I came here to BsAs in August 2018, and I was looking for something to buy in the San Telmo / Monserrat neighborhood, in the usd 300 to 500 market. What I noticed, most apartments and houses were already for some time on the market and also in the last one and a half years there was almost no movement (i.e. no sales, just new objects on the market). Based on my experience, the real estate prices were somewhere between 20 and 30% above market value (value for which you would actually find a buyer). Some sellers showed some flexibilit, others insisted on the listed prices, with absolutely zero chance of selling. In the end we bought a house with a discount of 20% on the listed price. And this was before Covid.

i believe that the average 500k house before Covid had an actual market value of around 400k, and this value will now be impacted dramatically (probably not now, but within 6 to 12 months), probably even to 300k, certainly to 350. So in total there will be in many cases a discount in the 40% on the listed pre Covid prices (or at least a gap in valuation).

I hear the argument that the houses are not mortgaged. And thats true. But, if you have one big apartment and no income (and no hope to get a job anytime soon), you will have to sell. If you two apartments you will might have to sell one in order to survive. A lot of people having debts elsewhere and they need to cover that somehow. I saw a lot of houses / apartments held by foreigners which are empty for years. At one point also these guys will accept the loss and sell.

I hear the arguments that Argentines are smart and dont sell below value. I believe that if you have a normal Argentine cycle with a crisis every four years and then a rebound this may be true. You can hold out a crisis and then sell. Now We have a lot of owners who value their property at overinflated pre crisis prices, and the crisis started years ago and now with Covid no end in sight. So the gap is ever growing and at one point they will have to take the loss (unless you just put your real estate for opportunistic reasons on the market). What many people here call panick selling, in my view it is nothing but to face a reality check.

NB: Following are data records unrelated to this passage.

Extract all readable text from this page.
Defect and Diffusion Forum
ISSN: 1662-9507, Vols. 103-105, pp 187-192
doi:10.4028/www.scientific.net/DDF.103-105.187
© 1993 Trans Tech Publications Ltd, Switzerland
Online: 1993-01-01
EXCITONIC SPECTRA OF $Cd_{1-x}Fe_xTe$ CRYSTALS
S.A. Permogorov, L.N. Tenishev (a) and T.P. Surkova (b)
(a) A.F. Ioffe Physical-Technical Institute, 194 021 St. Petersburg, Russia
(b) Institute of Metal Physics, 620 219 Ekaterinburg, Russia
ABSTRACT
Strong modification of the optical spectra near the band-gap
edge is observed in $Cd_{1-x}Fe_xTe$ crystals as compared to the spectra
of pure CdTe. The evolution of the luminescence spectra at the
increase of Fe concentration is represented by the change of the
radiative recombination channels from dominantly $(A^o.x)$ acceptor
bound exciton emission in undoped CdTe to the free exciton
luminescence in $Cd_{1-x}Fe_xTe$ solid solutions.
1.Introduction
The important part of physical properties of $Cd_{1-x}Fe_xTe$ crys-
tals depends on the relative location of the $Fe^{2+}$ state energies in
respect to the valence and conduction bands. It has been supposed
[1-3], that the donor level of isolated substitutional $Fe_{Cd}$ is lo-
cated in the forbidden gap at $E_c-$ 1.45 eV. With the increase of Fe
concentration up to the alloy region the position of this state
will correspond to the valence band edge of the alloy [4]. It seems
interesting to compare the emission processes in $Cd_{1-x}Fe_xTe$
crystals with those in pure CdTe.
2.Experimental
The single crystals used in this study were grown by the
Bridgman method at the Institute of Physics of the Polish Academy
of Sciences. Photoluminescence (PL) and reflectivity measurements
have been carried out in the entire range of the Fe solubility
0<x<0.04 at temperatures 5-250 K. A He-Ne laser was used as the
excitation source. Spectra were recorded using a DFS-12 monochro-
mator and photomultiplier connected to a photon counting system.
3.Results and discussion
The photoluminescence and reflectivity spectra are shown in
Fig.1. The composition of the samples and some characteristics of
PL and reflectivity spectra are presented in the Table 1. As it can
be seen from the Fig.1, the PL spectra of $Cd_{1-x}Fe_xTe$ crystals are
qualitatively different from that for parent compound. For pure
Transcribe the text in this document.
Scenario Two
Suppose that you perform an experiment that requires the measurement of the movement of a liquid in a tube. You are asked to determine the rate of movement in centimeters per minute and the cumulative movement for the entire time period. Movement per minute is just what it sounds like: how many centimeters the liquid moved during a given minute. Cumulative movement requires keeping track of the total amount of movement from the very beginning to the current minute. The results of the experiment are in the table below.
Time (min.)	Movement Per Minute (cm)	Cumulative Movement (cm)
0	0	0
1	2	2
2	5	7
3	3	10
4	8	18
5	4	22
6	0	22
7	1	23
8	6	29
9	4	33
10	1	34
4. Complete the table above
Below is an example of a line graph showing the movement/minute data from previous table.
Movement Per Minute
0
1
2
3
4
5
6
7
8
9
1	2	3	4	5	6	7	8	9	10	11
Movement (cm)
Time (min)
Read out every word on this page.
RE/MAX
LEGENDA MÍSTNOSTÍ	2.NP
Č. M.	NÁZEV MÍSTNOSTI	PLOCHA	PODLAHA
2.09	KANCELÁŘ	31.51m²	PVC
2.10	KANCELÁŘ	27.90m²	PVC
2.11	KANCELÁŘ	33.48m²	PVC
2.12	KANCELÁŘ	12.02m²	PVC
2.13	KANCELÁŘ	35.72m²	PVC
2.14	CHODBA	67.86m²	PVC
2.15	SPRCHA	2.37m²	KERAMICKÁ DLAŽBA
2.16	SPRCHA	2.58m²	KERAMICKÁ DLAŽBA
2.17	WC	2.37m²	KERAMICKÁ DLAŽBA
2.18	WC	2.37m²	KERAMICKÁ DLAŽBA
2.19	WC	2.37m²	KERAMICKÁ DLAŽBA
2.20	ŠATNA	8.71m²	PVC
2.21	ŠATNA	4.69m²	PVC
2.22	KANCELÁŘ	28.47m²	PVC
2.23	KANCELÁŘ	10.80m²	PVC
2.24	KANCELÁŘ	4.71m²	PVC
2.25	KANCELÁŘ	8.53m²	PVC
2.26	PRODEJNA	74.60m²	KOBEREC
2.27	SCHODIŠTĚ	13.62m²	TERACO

To get back to the 500k house example: even if you bought the house now for 300k, how could you make this from an investor’s point of view viable? You would certainly struggle to get anywhere near 2-3% per annum. Probably in Airbnb more, but also nowhere near the 7-10% that you should actually make in order to get compensated for the country risk.

Apart from that: in my experience if you offer to pay them to a foreign bank account, in many cases thats a benefit for you as a buyer as a part wants to have money abroad anyway (obviously depends on the sellers situation).

On the more optimistic side I do believe that tourism will recover, that in 2022 (or 2023 at the latest) that we are here at pre Covid level. And i must also admit that if you can buy an old style house in the middle of one my favourite cities for 300 to 400k (which i cerainly couldnt in Europe or in the US), its not all bad, even though not really as an investor.
Nice, what are your favorite cities in Europe ? I am looking at European cities, and the price has not come down a lot, but I like to watch it closely.
 

D.B. Cooper

Registered
A recent USAToday article states that the RE market in the USA will “plunge“ by up to 60% the rest of the year and won't recover 'till 2021. So this is a world wide problem. It’s a real tragedy, it going to get ugly.